Isn’t it amazing how quickly we lose control of things in a storm? Before such a storm arrives and after it has long passed and the lights are back on, we feel as if we are in control and that gives us a sense of security. All it takes is one good, powerful, nor’easter to show us how short-lived and transient our usual safe haven can be. Storms teach us we are not in control of life.

Up until this point in their life with Jesus, the disciples have had fairly smooth sailing. Very little demand had been placed on them and they, no doubt, felt pretty much in control of their lives and of their boat. All of this was about to change as the Gospel account today confirms.

When Jesus and the disciples set out on the Sea of Galilee, which is not exactly a “sea” but a fresh-water lake thirteen miles long and eight miles wide, the weather was probably quire fair. That evening, crowds had gathered to hear him teach and receive healing. Life seemed good by days end and all was well. Mark gives no reason for their taking the boat out at night but we can guess that they just wanted to get away from the crowds and have some down time and rest. Exhausted from the work of his ministry, Jesus falls asleep.

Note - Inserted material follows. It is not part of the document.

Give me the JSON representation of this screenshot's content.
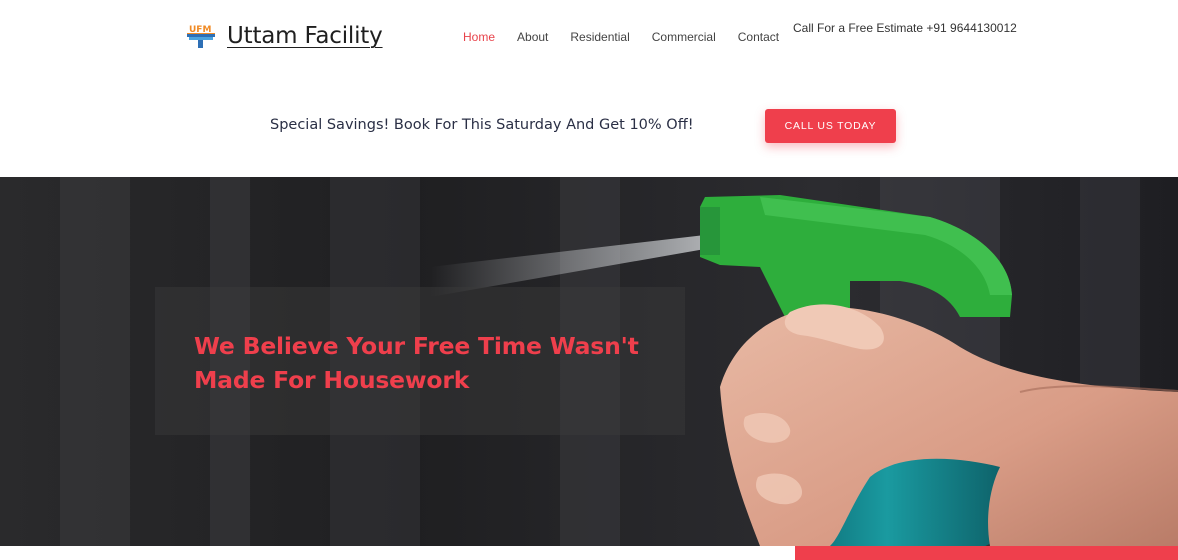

Then all holy hell breaks loose and the chaos of waters churned by a storm slams down on them. With almost cyclone force, a squall funnels through the mountains surrounding Galilee and turns what was a placid jaunt across the lake into a cauldron of impending disaster. We have here in this gospel story, a graphic description of that fierce storm and the disciples’ terror in the face of it. “Do you not care that we are perishing,” they cry out. Storms teach us we are not in control of life.

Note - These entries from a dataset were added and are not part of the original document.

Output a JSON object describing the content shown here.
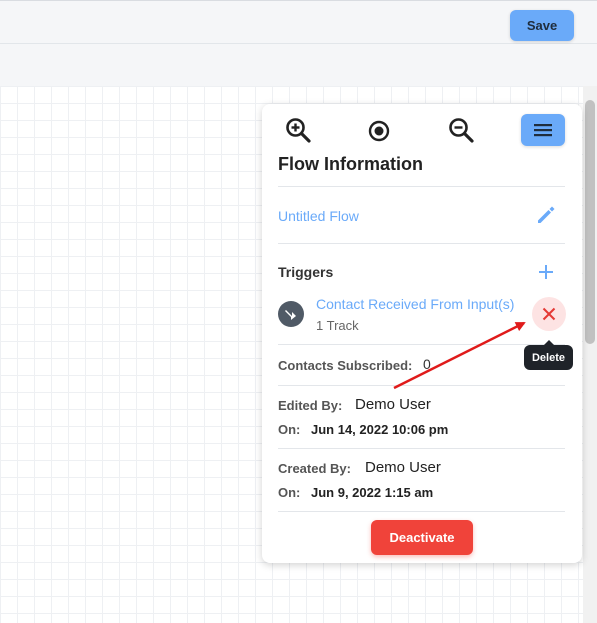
{
  "toolbar": {
    "save_label": "Save"
  },
  "panel": {
    "title": "Flow Information",
    "flow_name": "Untitled Flow",
    "triggers_label": "Triggers",
    "trigger": {
      "name": "Contact Received From Input(s)",
      "tracks": "1 Track"
    },
    "contacts_subscribed_label": "Contacts Subscribed:",
    "contacts_subscribed_value": "0",
    "edited_by_label": "Edited By:",
    "edited_by_value": "Demo User",
    "edited_on_label": "On:",
    "edited_on_value": "Jun 14, 2022 10:06 pm",
    "created_by_label": "Created By:",
    "created_by_value": "Demo User",
    "created_on_label": "On:",
    "created_on_value": "Jun 9, 2022 1:15 am",
    "deactivate_label": "Deactivate"
  },
  "tooltip": {
    "delete_label": "Delete"
  },
  "colors": {
    "accent": "#6aaaf9",
    "danger": "#f0433a",
    "annotation_arrow": "#e01b1b"
  },
  "icons": [
    "zoom-in-icon",
    "center-icon",
    "zoom-out-icon",
    "menu-icon",
    "pencil-icon",
    "plus-icon",
    "trigger-icon",
    "close-icon"
  ]
}
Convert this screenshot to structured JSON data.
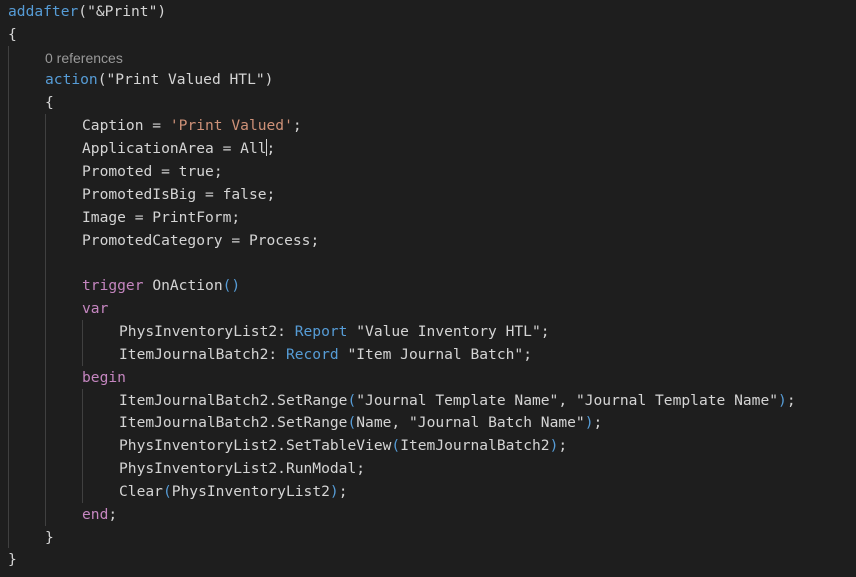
{
  "editor": {
    "language": "AL",
    "theme": {
      "background": "#1e1e1e"
    },
    "colors": {
      "keyword": "#569cd6",
      "control": "#c586c0",
      "function": "#dcdcaa",
      "string": "#ce9178",
      "type": "#4ec9b0",
      "variable": "#9cdcfe",
      "text": "#d4d4d4",
      "guide": "#404040",
      "codelens": "#999999"
    },
    "codelens": "0 references",
    "lines": [
      [
        [
          "addafter",
          "keyword"
        ],
        [
          "(",
          "text"
        ],
        [
          "\"&Print\"",
          "text"
        ],
        [
          ")",
          "text"
        ]
      ],
      [
        [
          "{",
          "text"
        ]
      ],
      [
        [
          "action",
          "keyword"
        ],
        [
          "(",
          "text"
        ],
        [
          "\"Print Valued HTL\"",
          "text"
        ],
        [
          ")",
          "text"
        ]
      ],
      [
        [
          "{",
          "text"
        ]
      ],
      [
        [
          "Caption",
          "text"
        ],
        [
          " = ",
          "text"
        ],
        [
          "'Print Valued'",
          "string"
        ],
        [
          ";",
          "text"
        ]
      ],
      [
        [
          "ApplicationArea",
          "text"
        ],
        [
          " = ",
          "text"
        ],
        [
          "All",
          "text"
        ],
        [
          "|",
          "caret"
        ],
        [
          ";",
          "text"
        ]
      ],
      [
        [
          "Promoted",
          "text"
        ],
        [
          " = ",
          "text"
        ],
        [
          "true",
          "text"
        ],
        [
          ";",
          "text"
        ]
      ],
      [
        [
          "PromotedIsBig",
          "text"
        ],
        [
          " = ",
          "text"
        ],
        [
          "false",
          "text"
        ],
        [
          ";",
          "text"
        ]
      ],
      [
        [
          "Image",
          "text"
        ],
        [
          " = ",
          "text"
        ],
        [
          "PrintForm",
          "text"
        ],
        [
          ";",
          "text"
        ]
      ],
      [
        [
          "PromotedCategory",
          "text"
        ],
        [
          " = ",
          "text"
        ],
        [
          "Process",
          "text"
        ],
        [
          ";",
          "text"
        ]
      ],
      [],
      [
        [
          "trigger",
          "control"
        ],
        [
          " ",
          "text"
        ],
        [
          "OnAction",
          "text"
        ],
        [
          "()",
          "keyword"
        ]
      ],
      [
        [
          "var",
          "control"
        ]
      ],
      [
        [
          "PhysInventoryList2",
          "text"
        ],
        [
          ": ",
          "text"
        ],
        [
          "Report",
          "keyword"
        ],
        [
          " ",
          "text"
        ],
        [
          "\"Value Inventory HTL\"",
          "text"
        ],
        [
          ";",
          "text"
        ]
      ],
      [
        [
          "ItemJournalBatch2",
          "text"
        ],
        [
          ": ",
          "text"
        ],
        [
          "Record",
          "keyword"
        ],
        [
          " ",
          "text"
        ],
        [
          "\"Item Journal Batch\"",
          "text"
        ],
        [
          ";",
          "text"
        ]
      ],
      [
        [
          "begin",
          "control"
        ]
      ],
      [
        [
          "ItemJournalBatch2",
          "text"
        ],
        [
          ".",
          "text"
        ],
        [
          "SetRange",
          "text"
        ],
        [
          "(",
          "keyword"
        ],
        [
          "\"Journal Template Name\"",
          "text"
        ],
        [
          ", ",
          "text"
        ],
        [
          "\"Journal Template Name\"",
          "text"
        ],
        [
          ")",
          "keyword"
        ],
        [
          ";",
          "text"
        ]
      ],
      [
        [
          "ItemJournalBatch2",
          "text"
        ],
        [
          ".",
          "text"
        ],
        [
          "SetRange",
          "text"
        ],
        [
          "(",
          "keyword"
        ],
        [
          "Name",
          "text"
        ],
        [
          ", ",
          "text"
        ],
        [
          "\"Journal Batch Name\"",
          "text"
        ],
        [
          ")",
          "keyword"
        ],
        [
          ";",
          "text"
        ]
      ],
      [
        [
          "PhysInventoryList2",
          "text"
        ],
        [
          ".",
          "text"
        ],
        [
          "SetTableView",
          "text"
        ],
        [
          "(",
          "keyword"
        ],
        [
          "ItemJournalBatch2",
          "text"
        ],
        [
          ")",
          "keyword"
        ],
        [
          ";",
          "text"
        ]
      ],
      [
        [
          "PhysInventoryList2",
          "text"
        ],
        [
          ".",
          "text"
        ],
        [
          "RunModal",
          "text"
        ],
        [
          ";",
          "text"
        ]
      ],
      [
        [
          "Clear",
          "text"
        ],
        [
          "(",
          "keyword"
        ],
        [
          "PhysInventoryList2",
          "text"
        ],
        [
          ")",
          "keyword"
        ],
        [
          ";",
          "text"
        ]
      ],
      [
        [
          "end",
          "control"
        ],
        [
          ";",
          "text"
        ]
      ],
      [
        [
          "}",
          "text"
        ]
      ],
      [
        [
          "}",
          "text"
        ]
      ]
    ]
  }
}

We can, of course, identify with this story our shared experience of fear in the face of weather events like those of last August and October or any other potentially catastrophic incidents. Perhaps we, too, have our own “on the sea” event to tell. And we can prepare for the nor’easters by storing up on food and water and toilet paper and batteries and hope for the best. That’s our human instinct for survival at work.

But the storm and the havoc it wreaked for the disciples is really a metaphor for the other forces of chaos and fear in the world and in our lives.

What are those forces with which you may be dealing right now? What are the waters around you that have begun to get a bit too choppy for your sense of security? What may be brewing on the sidelines of your life that you fear may be about to rock your boat—maybe even your world? Or what are the storms that have passed and that you have survived and through which your trust in God’s care for you has been strengthened—maybe even given you a renewed feeling of faith?

One ancient symbol for the church is a boat or ship and that is why this large space is which we gather is called the “nave,” from the Latin navis for “ship.” Sometimes when we are sitting in this boat on a Sunday we may feel perfectly safe and secure and are happy to just let Jesus sleep away on his cushion and then sometimes we may be laden with anxiety and worry and feeling like we want to scream “Jesus, wake up! Please calm the storm!”

I think Mark includes this great story to tell us a very important truth: God is here. God is involved in our lives but—we need to give up our sense of control and move from that precarious, unreliable place to a place of trust—for the only real way to control life is to trust the only One who can control it.

You and I have been and will continue to be overwhelmed by the squalls and storms and disruptions that confront us. We hear this story in Mark’s Gospel today and we may think it is unbelievable, implausible. But is it—really? With God in the picture—or in the boat? Haven’t we seen the result of God’s redemptive action in the face of our fear?

Clyde Kilby, early anthologizer of the works of C.S. Lewis wrote: “Even if I turn out to be wrong. I shall bet my life on the assumption that this world is not idiotic, neither run by an absentee landlord, but that today, this very day, some stroke is being added to the cosmic canvas that in due course I shall understand, with joy, as a stroke made by the architect who is Alpha and Omega, the beginning and the end.”